Colostomies aren’t usually permanent, especially in infants who have been born with congenital abnormalities. A septal device or a sack that gathers the feces will subsequently be sutured into the lower abdomen to collect the feces.
If a section of the intestine has previously been excised or is no longer functioning, this operation is performed. The proximal portion of the colon is usually removed, which prevents feces from accessing the anus.
Colostomies are used to treat issues in the lower intestine. Some issues can be resolved by redirecting feces away from the gut for a short period. Intermittent useful and reliable are utilized to keep feces out of the intestine during this time. Permanent colostomies are conducted if the colon gets sick, such as in the treatment of colon cancer, and the colon may be eliminated.
Main Differences Between Ileostomy and Colostomy
- An ileostomy is performed on the ileum whereas colostomy is performed on the colon.
- When the entire large intestinal mechanism is no longer serving, an ileostomy is performed, whereas a colostomy is performed when only a portion of the large intestine is no longer effective.
- An ileostomy is usually permanent whereas colostomy cases are usually phasal or non-permanent.
- An Ileostomy requires an anti-fibroid diet after incision whereas colostomy requires a medicated and balanced diet with no particular dietary restrictions.
- An ileostomy is a more complex surgery when compared to colostomy.
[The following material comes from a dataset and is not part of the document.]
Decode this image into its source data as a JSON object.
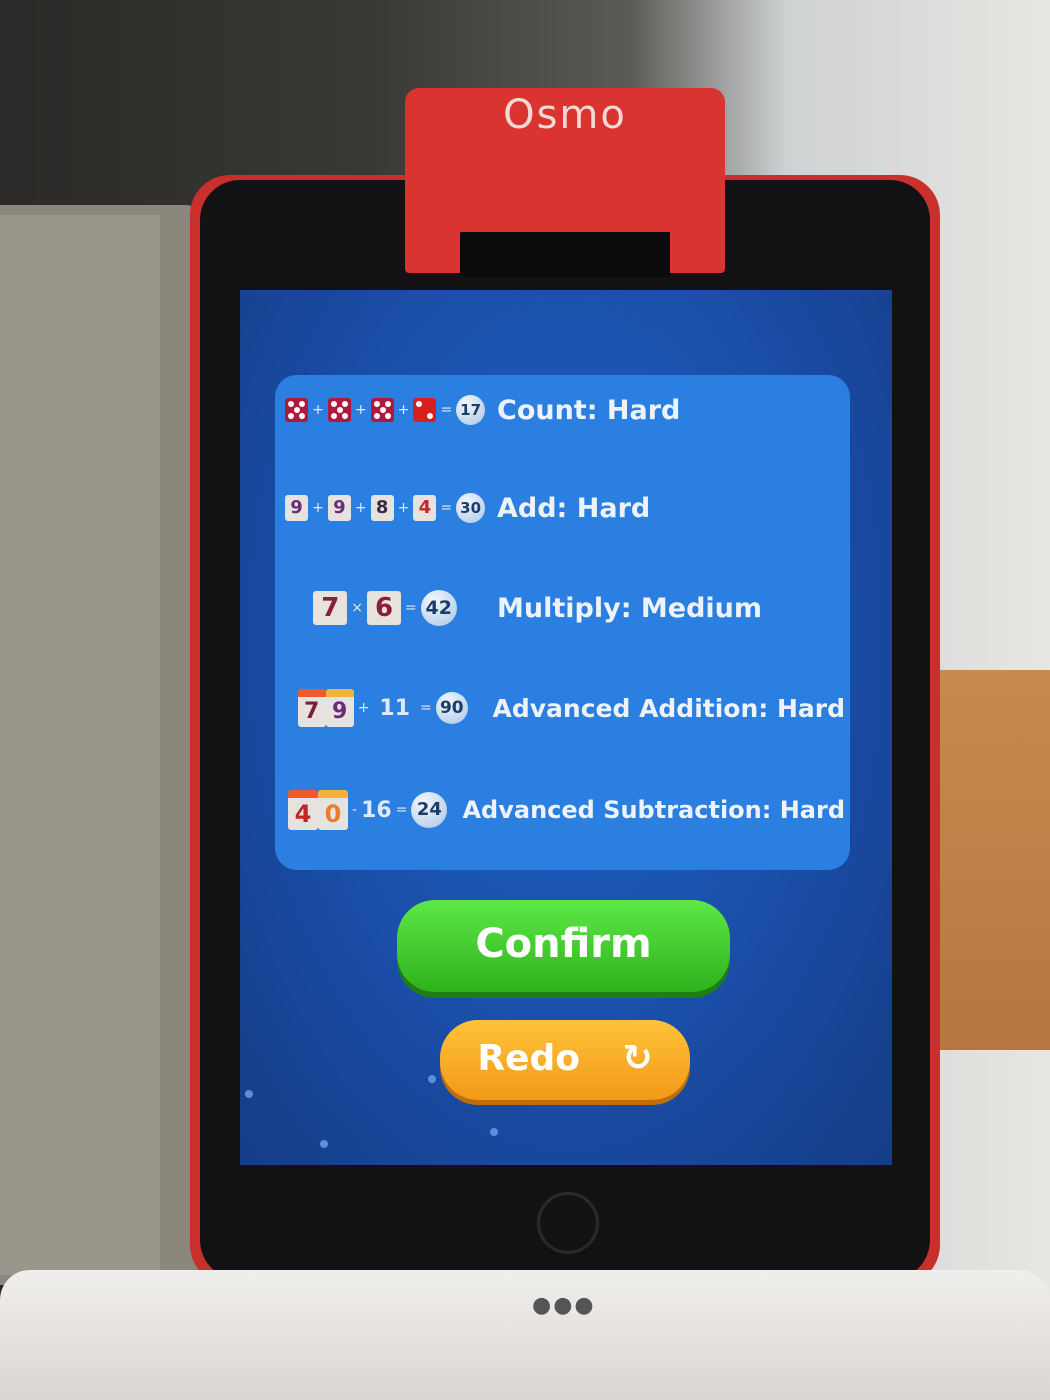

When the intestine fails to execute its normal responsibilities and functions, both operations are required. Both a colostomy and an ileostomy are medical treatments that involve a surgeon cutting a hole in the skin to allow waste materials to exit the intestines. While colostomies and ileostomies may appear to be identical at first look, they are not.
A bowel diversion can alternatively be referred to as a colostomy or ileostomy. The difference between the two is that an ileostomy is used to bring the end of the small intestine to the surface of the abdomen, whereas a colostomy is used to temporarily relieve the patient’s anal sphincter and redirect the feces.